Culiacán, Sin.- El apellido pesa en Sinaloa desde hace décadas, pero este martes resonó a miles de kilómetros, en la sala de la jueza Joan M. Azrack en Brooklyn.
Vicente Carrillo Fuentes, uno de los pilares de la dinastía que revolucionó el mapa del narcotráfico desde el poblado de Guamuchilillo, en Navolato, volvió a frenar el reloj de la justicia estadounidense.
Llevaba casi un año y medio encerrado en una celda neoyorquina cuando aceptó, sin rodeos, congelar su derecho a un juicio rápido para darle 90 días más de margen a los abogados que negocian su destino tras bambalinas.
Para entender lo que se está jugando en esa corte no hace falta ir muy lejos; basta con mirar hacia atrás.
Cuando su hermano Amado, “El Señor de los Cielos”, murió en aquel quirófano de la Ciudad de México en 1997, fue Vicente quien tuvo que agarrar las riendas del Cártel de Juárez.
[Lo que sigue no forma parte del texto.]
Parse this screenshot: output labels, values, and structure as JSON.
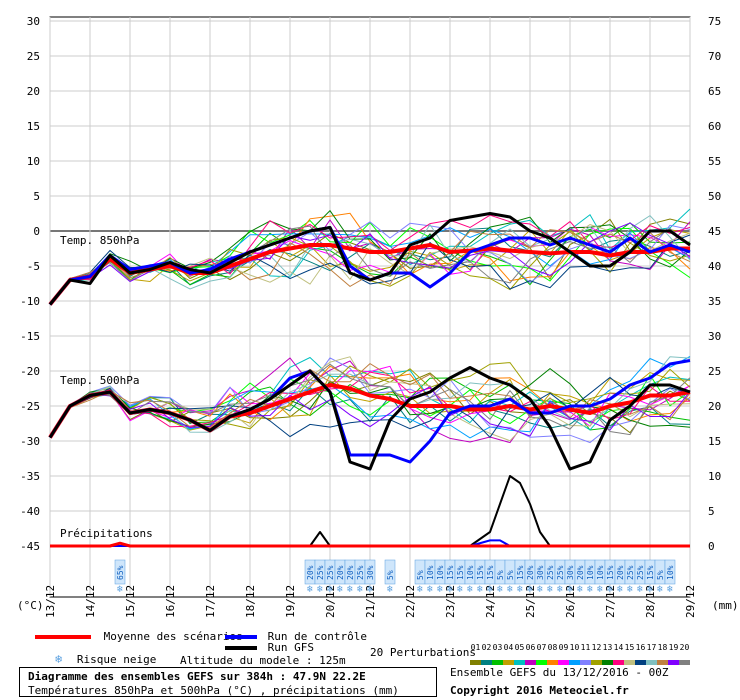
{
  "chart_data": {
    "type": "line",
    "title": "Diagramme des ensembles GEFS sur 384h : 47.9N 22.2E",
    "subtitle": "Températures 850hPa et 500hPa (°C) , précipitations (mm)",
    "left_axis_unit": "(°C)",
    "right_axis_unit": "(mm)",
    "left_ticks": [
      "30",
      "25",
      "20",
      "15",
      "10",
      "5",
      "0",
      "-5",
      "-10",
      "-15",
      "-20",
      "-25",
      "-30",
      "-35",
      "-40",
      "-45"
    ],
    "right_ticks": [
      "75",
      "70",
      "65",
      "60",
      "55",
      "50",
      "45",
      "40",
      "35",
      "30",
      "25",
      "20",
      "15",
      "10",
      "5",
      "0"
    ],
    "dates": [
      "13/12",
      "14/12",
      "15/12",
      "16/12",
      "17/12",
      "18/12",
      "19/12",
      "20/12",
      "21/12",
      "22/12",
      "23/12",
      "24/12",
      "25/12",
      "26/12",
      "27/12",
      "28/12",
      "29/12"
    ],
    "ylim_temp": [
      -45,
      30
    ],
    "ylim_precip": [
      0,
      75
    ],
    "x_hours": [
      0,
      384
    ],
    "panel_labels": {
      "t850": "Temp. 850hPa",
      "t500": "Temp. 500hPa",
      "precip": "Précipitations"
    },
    "snow_risk": [
      {
        "hour": 42,
        "pct": "65%"
      },
      {
        "hour": 156,
        "pct": "20%"
      },
      {
        "hour": 162,
        "pct": "25%"
      },
      {
        "hour": 168,
        "pct": "25%"
      },
      {
        "hour": 174,
        "pct": "20%"
      },
      {
        "hour": 180,
        "pct": "20%"
      },
      {
        "hour": 186,
        "pct": "25%"
      },
      {
        "hour": 192,
        "pct": "30%"
      },
      {
        "hour": 204,
        "pct": "5%"
      },
      {
        "hour": 222,
        "pct": "5%"
      },
      {
        "hour": 228,
        "pct": "10%"
      },
      {
        "hour": 234,
        "pct": "10%"
      },
      {
        "hour": 240,
        "pct": "15%"
      },
      {
        "hour": 246,
        "pct": "15%"
      },
      {
        "hour": 252,
        "pct": "10%"
      },
      {
        "hour": 258,
        "pct": "15%"
      },
      {
        "hour": 264,
        "pct": "15%"
      },
      {
        "hour": 270,
        "pct": "5%"
      },
      {
        "hour": 276,
        "pct": "5%"
      },
      {
        "hour": 282,
        "pct": "15%"
      },
      {
        "hour": 288,
        "pct": "20%"
      },
      {
        "hour": 294,
        "pct": "30%"
      },
      {
        "hour": 300,
        "pct": "25%"
      },
      {
        "hour": 306,
        "pct": "25%"
      },
      {
        "hour": 312,
        "pct": "30%"
      },
      {
        "hour": 318,
        "pct": "20%"
      },
      {
        "hour": 324,
        "pct": "10%"
      },
      {
        "hour": 330,
        "pct": "10%"
      },
      {
        "hour": 336,
        "pct": "15%"
      },
      {
        "hour": 342,
        "pct": "20%"
      },
      {
        "hour": 348,
        "pct": "25%"
      },
      {
        "hour": 354,
        "pct": "25%"
      },
      {
        "hour": 360,
        "pct": "15%"
      },
      {
        "hour": 366,
        "pct": "5%"
      },
      {
        "hour": 372,
        "pct": "10%"
      }
    ],
    "series": [
      {
        "name": "Moyenne des scénarios",
        "color": "#ff0000",
        "width": 4,
        "level": "t850",
        "x": [
          0,
          12,
          24,
          36,
          48,
          60,
          72,
          84,
          96,
          108,
          120,
          132,
          144,
          156,
          168,
          180,
          192,
          204,
          216,
          228,
          240,
          252,
          264,
          276,
          288,
          300,
          312,
          324,
          336,
          348,
          360,
          372,
          384
        ],
        "y": [
          -10.5,
          -7,
          -6.5,
          -4,
          -6,
          -5.5,
          -5,
          -6,
          -6,
          -5,
          -4,
          -3,
          -2.5,
          -2,
          -2,
          -2.5,
          -3,
          -3,
          -2.5,
          -2,
          -3,
          -2.8,
          -2.5,
          -2.8,
          -3,
          -3.2,
          -3,
          -3,
          -3.5,
          -3,
          -3,
          -2.5,
          -2.5
        ]
      },
      {
        "name": "Run de contrôle",
        "color": "#0000ff",
        "width": 3,
        "level": "t850",
        "x": [
          0,
          12,
          24,
          36,
          48,
          60,
          72,
          84,
          96,
          108,
          120,
          132,
          144,
          156,
          168,
          180,
          192,
          204,
          216,
          228,
          240,
          252,
          264,
          276,
          288,
          300,
          312,
          324,
          336,
          348,
          360,
          372,
          384
        ],
        "y": [
          -10.5,
          -7,
          -6.5,
          -3.5,
          -5.5,
          -5,
          -4.5,
          -6,
          -5.5,
          -4,
          -3,
          -2,
          -1,
          0,
          0.5,
          -5,
          -7,
          -6,
          -6,
          -8,
          -6,
          -3,
          -2,
          -1,
          -1,
          -2,
          -1,
          -2,
          -3,
          -1,
          -3,
          -2,
          -3
        ]
      },
      {
        "name": "Run GFS",
        "color": "#000000",
        "width": 3,
        "level": "t850",
        "x": [
          0,
          12,
          24,
          36,
          48,
          60,
          72,
          84,
          96,
          108,
          120,
          132,
          144,
          156,
          168,
          180,
          192,
          204,
          216,
          228,
          240,
          252,
          264,
          276,
          288,
          300,
          312,
          324,
          336,
          348,
          360,
          372,
          384
        ],
        "y": [
          -10.5,
          -7,
          -7.5,
          -3.5,
          -6,
          -5.5,
          -4.5,
          -5.5,
          -6,
          -4.5,
          -3,
          -2,
          -1,
          0,
          0.5,
          -6,
          -7,
          -6,
          -2,
          -1,
          1.5,
          2,
          2.5,
          2,
          0,
          -1,
          -3,
          -5,
          -5,
          -3,
          0,
          0,
          -2
        ]
      },
      {
        "name": "Moyenne des scénarios",
        "color": "#ff0000",
        "width": 4,
        "level": "t500",
        "x": [
          0,
          12,
          24,
          36,
          48,
          60,
          72,
          84,
          96,
          108,
          120,
          132,
          144,
          156,
          168,
          180,
          192,
          204,
          216,
          228,
          240,
          252,
          264,
          276,
          288,
          300,
          312,
          324,
          336,
          348,
          360,
          372,
          384
        ],
        "y": [
          -29.5,
          -25,
          -23.5,
          -23,
          -26,
          -25.5,
          -26,
          -27,
          -28.5,
          -26.5,
          -26,
          -25,
          -24,
          -23,
          -22,
          -22.5,
          -23.5,
          -24,
          -25,
          -25,
          -25,
          -25.5,
          -25.5,
          -25,
          -25.5,
          -25,
          -25.5,
          -26,
          -25,
          -24.5,
          -23.5,
          -23.5,
          -23
        ]
      },
      {
        "name": "Run de contrôle",
        "color": "#0000ff",
        "width": 3,
        "level": "t500",
        "x": [
          0,
          12,
          24,
          36,
          48,
          60,
          72,
          84,
          96,
          108,
          120,
          132,
          144,
          156,
          168,
          180,
          192,
          204,
          216,
          228,
          240,
          252,
          264,
          276,
          288,
          300,
          312,
          324,
          336,
          348,
          360,
          372,
          384
        ],
        "y": [
          -29.5,
          -25,
          -23.5,
          -23,
          -26,
          -25.5,
          -26,
          -27,
          -28.5,
          -26.5,
          -25.5,
          -24,
          -21,
          -20,
          -23,
          -32,
          -32,
          -32,
          -33,
          -30,
          -26,
          -25,
          -25,
          -24,
          -26,
          -26,
          -25,
          -25,
          -24,
          -22,
          -21,
          -19,
          -18.5
        ]
      },
      {
        "name": "Run GFS",
        "color": "#000000",
        "width": 3,
        "level": "t500",
        "x": [
          0,
          12,
          24,
          36,
          48,
          60,
          72,
          84,
          96,
          108,
          120,
          132,
          144,
          156,
          168,
          180,
          192,
          204,
          216,
          228,
          240,
          252,
          264,
          276,
          288,
          300,
          312,
          324,
          336,
          348,
          360,
          372,
          384
        ],
        "y": [
          -29.5,
          -25,
          -23.5,
          -23,
          -26,
          -25.5,
          -26,
          -27,
          -28.5,
          -26.5,
          -25.5,
          -24,
          -22,
          -20,
          -23,
          -33,
          -34,
          -27,
          -24,
          -23,
          -21,
          -19.5,
          -21,
          -22,
          -24,
          -28,
          -34,
          -33,
          -27,
          -25,
          -22,
          -22,
          -23
        ]
      },
      {
        "name": "Run GFS",
        "color": "#000000",
        "width": 2,
        "level": "precip",
        "x": [
          0,
          156,
          162,
          168,
          174,
          180,
          240,
          252,
          264,
          270,
          276,
          282,
          288,
          294,
          300,
          384
        ],
        "y": [
          0,
          0,
          2,
          0,
          0,
          0,
          0,
          0,
          2,
          6,
          10,
          9,
          6,
          2,
          0,
          0
        ]
      },
      {
        "name": "Run de contrôle",
        "color": "#0000ff",
        "width": 2,
        "level": "precip",
        "x": [
          0,
          252,
          264,
          270,
          276,
          384
        ],
        "y": [
          0,
          0,
          0.8,
          0.8,
          0,
          0
        ]
      },
      {
        "name": "Moyenne des scénarios",
        "color": "#ff0000",
        "width": 3,
        "level": "precip",
        "x": [
          0,
          24,
          36,
          42,
          48,
          384
        ],
        "y": [
          0,
          0,
          0,
          0.4,
          0,
          0
        ]
      }
    ],
    "legend": [
      {
        "label": "Moyenne des scénarios",
        "color": "#ff0000"
      },
      {
        "label": "Run de contrôle",
        "color": "#0000ff"
      },
      {
        "label": "Run GFS",
        "color": "#000000"
      }
    ],
    "snow_legend": "Risque neige",
    "altitude": "Altitude du modele : 125m",
    "perturbations_label": "20 Perturbations",
    "perturbation_ids": [
      "01",
      "02",
      "03",
      "04",
      "05",
      "06",
      "07",
      "08",
      "09",
      "10",
      "11",
      "12",
      "13",
      "14",
      "15",
      "16",
      "17",
      "18",
      "19",
      "20"
    ],
    "perturbation_colors": [
      "#808000",
      "#008080",
      "#00c000",
      "#c0a000",
      "#00c0c0",
      "#c000c0",
      "#00ff00",
      "#ff8000",
      "#ff00ff",
      "#00a0ff",
      "#8080ff",
      "#a0a000",
      "#008000",
      "#ff0080",
      "#c0c080",
      "#004080",
      "#80c0c0",
      "#c08040",
      "#8000ff",
      "#808080"
    ],
    "ensemble_label": "Ensemble GEFS du 13/12/2016 - 00Z",
    "copyright": "Copyright 2016 Meteociel.fr"
  }
}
Formado al igual que Amado bajo la sombra de su tío Ernesto “Don Neto” Fonseca, “El Viceroy” prefirió siempre el perfil bajo. Sin la extravagancia de las flotillas aéreas de su hermano, administró el negocio en la frontera con mano dura durante más de una década, hasta que cayó en Torreón allá por 2014.
Ahora, con más de 40 cargos a las espaldas —que van desde el tráfico masivo de cocaína hasta lavado de dinero—, la estrategia de la defensa es clara: evitar a toda costa sentarse frente a un jurado que lo condene a morir en prisión.
Estos tres meses extra le dan espacio a la fiscalía y a sus abogados para pulir un acuerdo de culpabilidad o una declaración pactada. Si la firma se da, Estados Unidos obtendría información clave sobre tres décadas de historia del narcotráfico en el norte del país.
Si no hay trato al terminar el plazo, la corte no tendrá más remedio que poner fecha para abrir el juicio contra el heredero de los Carrillo Fuentes.